Ejemplo práctico: Imaginemos que Alimentos S.A. presupuestó $100.000 en CIF para 10.000 unidades (tasa $10/unidad) pero solo produjo 8.000 unidades y gastó realmente $95.000 en CIF. Durante el año aplicó $10 * 8.000 = $80.000 a los productos. Al finalizar, los CIF están subaplicados en $15.000 (porque gastó $95.000 y solo aplicó $80.000). Este desfavorable de $15.000 podría: (a) cargarse todo a Costo de Ventas (si es poco material), o (b) prorratearse: supongamos que de los $80.000 aplicados, $20.000 quedaron en Inventario en Proceso (WIP), $10.000 en Inventario de Productos Terminados, y $50.000 en Costo de Ventas. Entonces se ajustarían Inventario en Proceso por +$3.750, Inventario Terminado +$1.875, Costo de Ventas + $9.375, contracreditando $15.000 a la Variación de CIF para cerrarla.

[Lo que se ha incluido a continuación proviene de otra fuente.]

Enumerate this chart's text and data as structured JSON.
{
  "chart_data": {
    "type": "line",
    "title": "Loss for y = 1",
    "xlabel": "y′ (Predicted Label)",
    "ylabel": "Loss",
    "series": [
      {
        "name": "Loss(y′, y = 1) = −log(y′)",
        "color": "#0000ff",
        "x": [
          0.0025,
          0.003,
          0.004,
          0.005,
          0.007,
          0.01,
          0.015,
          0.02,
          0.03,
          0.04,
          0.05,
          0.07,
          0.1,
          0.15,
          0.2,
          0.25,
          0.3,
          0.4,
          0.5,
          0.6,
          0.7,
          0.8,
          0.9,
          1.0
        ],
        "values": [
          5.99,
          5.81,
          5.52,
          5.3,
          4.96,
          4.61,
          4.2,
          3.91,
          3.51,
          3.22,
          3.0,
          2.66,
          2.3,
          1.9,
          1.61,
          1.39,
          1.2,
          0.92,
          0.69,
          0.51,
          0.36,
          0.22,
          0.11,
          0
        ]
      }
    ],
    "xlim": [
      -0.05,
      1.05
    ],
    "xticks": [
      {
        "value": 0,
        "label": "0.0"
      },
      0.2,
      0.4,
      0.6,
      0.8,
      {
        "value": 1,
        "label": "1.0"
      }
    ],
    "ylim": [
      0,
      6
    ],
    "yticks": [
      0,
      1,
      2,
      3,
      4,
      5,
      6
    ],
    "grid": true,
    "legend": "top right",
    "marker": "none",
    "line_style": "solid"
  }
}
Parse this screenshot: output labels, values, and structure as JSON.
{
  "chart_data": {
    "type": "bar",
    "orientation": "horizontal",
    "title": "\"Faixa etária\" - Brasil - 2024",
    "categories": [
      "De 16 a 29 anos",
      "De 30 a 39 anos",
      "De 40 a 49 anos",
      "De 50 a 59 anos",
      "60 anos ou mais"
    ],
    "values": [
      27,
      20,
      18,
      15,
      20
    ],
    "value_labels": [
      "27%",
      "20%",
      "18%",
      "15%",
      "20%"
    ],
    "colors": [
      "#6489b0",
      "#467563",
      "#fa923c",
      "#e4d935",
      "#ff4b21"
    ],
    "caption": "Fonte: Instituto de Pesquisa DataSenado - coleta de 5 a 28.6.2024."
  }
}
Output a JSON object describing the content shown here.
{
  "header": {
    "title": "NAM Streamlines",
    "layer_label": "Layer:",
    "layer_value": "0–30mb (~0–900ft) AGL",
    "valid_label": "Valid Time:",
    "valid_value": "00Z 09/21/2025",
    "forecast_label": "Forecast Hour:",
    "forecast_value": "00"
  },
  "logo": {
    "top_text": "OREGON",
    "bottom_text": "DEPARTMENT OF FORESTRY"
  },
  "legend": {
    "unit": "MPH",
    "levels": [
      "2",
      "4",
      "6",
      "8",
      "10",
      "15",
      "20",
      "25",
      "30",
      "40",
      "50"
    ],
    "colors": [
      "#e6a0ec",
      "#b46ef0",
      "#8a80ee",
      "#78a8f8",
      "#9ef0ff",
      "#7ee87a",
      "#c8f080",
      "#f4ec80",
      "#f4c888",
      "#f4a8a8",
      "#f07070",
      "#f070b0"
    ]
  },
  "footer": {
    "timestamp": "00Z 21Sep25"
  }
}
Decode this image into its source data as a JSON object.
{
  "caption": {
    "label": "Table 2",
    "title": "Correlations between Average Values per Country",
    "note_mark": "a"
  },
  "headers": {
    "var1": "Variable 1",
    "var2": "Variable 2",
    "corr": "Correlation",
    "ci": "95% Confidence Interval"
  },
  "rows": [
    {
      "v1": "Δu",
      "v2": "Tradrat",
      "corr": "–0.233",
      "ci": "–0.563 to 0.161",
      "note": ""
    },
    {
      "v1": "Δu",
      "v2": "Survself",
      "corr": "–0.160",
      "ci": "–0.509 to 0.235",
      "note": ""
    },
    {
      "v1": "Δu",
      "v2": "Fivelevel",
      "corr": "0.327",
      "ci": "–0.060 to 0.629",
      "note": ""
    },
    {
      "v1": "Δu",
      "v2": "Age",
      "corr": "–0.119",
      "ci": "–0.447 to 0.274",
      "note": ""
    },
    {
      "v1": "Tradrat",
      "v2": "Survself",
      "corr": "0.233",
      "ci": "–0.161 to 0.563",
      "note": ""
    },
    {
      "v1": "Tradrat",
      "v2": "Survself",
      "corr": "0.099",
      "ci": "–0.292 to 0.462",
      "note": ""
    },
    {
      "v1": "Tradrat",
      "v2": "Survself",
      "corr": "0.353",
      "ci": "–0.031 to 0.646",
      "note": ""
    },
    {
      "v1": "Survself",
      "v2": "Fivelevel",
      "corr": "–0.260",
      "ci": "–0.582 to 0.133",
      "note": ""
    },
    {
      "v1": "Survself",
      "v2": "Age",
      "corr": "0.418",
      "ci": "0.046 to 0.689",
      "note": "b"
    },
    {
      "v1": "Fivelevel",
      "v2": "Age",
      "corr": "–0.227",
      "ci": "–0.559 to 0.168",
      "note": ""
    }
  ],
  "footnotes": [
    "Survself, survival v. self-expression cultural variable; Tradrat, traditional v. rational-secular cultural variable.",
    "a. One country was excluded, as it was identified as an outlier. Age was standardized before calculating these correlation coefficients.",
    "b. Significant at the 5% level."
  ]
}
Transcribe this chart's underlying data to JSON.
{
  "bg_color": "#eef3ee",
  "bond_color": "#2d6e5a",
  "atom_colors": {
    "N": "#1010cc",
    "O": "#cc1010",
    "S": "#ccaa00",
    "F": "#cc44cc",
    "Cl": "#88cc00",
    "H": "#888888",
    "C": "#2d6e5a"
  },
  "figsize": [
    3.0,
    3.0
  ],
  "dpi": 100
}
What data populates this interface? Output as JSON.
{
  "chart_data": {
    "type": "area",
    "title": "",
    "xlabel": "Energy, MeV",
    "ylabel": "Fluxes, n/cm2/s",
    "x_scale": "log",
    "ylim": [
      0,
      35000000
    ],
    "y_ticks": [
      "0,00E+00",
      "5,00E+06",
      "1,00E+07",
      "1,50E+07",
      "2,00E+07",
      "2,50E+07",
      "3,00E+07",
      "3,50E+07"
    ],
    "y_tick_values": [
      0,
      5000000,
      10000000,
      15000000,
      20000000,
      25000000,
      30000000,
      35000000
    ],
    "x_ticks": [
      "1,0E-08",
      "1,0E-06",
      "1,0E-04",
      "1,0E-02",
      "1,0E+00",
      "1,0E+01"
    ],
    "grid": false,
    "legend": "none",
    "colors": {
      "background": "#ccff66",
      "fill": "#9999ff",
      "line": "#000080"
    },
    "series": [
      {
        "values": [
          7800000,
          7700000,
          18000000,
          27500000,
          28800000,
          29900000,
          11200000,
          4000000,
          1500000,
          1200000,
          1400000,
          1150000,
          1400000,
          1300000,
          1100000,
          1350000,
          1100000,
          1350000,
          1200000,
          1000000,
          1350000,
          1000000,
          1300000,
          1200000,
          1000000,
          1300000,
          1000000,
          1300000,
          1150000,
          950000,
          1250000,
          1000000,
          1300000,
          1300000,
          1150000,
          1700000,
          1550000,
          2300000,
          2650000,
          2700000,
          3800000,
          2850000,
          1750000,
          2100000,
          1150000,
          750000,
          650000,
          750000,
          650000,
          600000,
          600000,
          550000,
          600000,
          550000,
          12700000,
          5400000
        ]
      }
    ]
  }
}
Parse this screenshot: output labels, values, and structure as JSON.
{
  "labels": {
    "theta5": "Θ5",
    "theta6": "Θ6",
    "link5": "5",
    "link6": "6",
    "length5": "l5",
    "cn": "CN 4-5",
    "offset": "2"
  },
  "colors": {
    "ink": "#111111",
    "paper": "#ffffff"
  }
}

El Papel de la Tecnología en la Gestión de los CIF
Las herramientas de automatización modernas, los dispositivos IoT y las soluciones de software están mejorando la capacidad de aproximar los gastos generales con mayor precisión. El software de fabricación moderno tiene un valor incalculable para automatizar la contabilidad de costos y mejorar la precisión de la asignación de gastos generales. El software MRP ayuda a controlar los costos de producción aplicando automáticamente tasas de gastos generales predeterminadas a cada pedido. Los sistemas MRP utilizan datos históricos y entradas en tiempo real para prever los futuros costos de producción y estimar los tiempos de entrega con mayor precisión, además de facilitar la integración del esfuerzo de producción con las aplicaciones financieras. El software MRP realiza un seguimiento continuo de los movimientos de inventario, garantizando registros precisos de materiales y mercancías en tiempo real.
Estrategias para Reducir los Costos Indirectos de Fabricación
Para reducir los costos generales de fabricación, céntrese en optimizar la eficiencia minimizando los desechos, mejorando el uso de la energía y automatizando las tareas rutinarias. Invertir en un software MRP moderno puede ayudarle a realizar un seguimiento de los costos indirectos en tiempo real, identificar las áreas de ineficiencia y optimizar los procesos para reducir los gastos con el tiempo.
Algunas estrategias clave incluyen:
- Identificar costos indirectos.
- Mejorar la eficiencia energética.
- Realizar mantenimientos preventivos.
- Optimizar el espacio.
Consideraciones bajo la Normativa NIIF para PYMES
Bajo la normativa colombiana vigente (Decreto 2420/2015, que incorpora la NIIF para PYMES), los CIF incurridos en la transformación de inventarios deben asignarse a dichos inventarios de forma sistemática (usualmente mediante una tasa predeterminada basada en un inductor como horas de mano de obra o máquina), considerando la capacidad normal de producción. Cualquier porción de costos indirectos fijos que no se distribuya (por ejemplo, por baja producción) se reconoce como gasto del período en el que ocurre. En manufactura, estos costos son asignados y capitalizables, forman parte del costo de conversión, y son capitalizables por tasa. Cuando hay un excedente por baja producción, se lleva a gasto, pero la porción no absorbida también se considera gasto.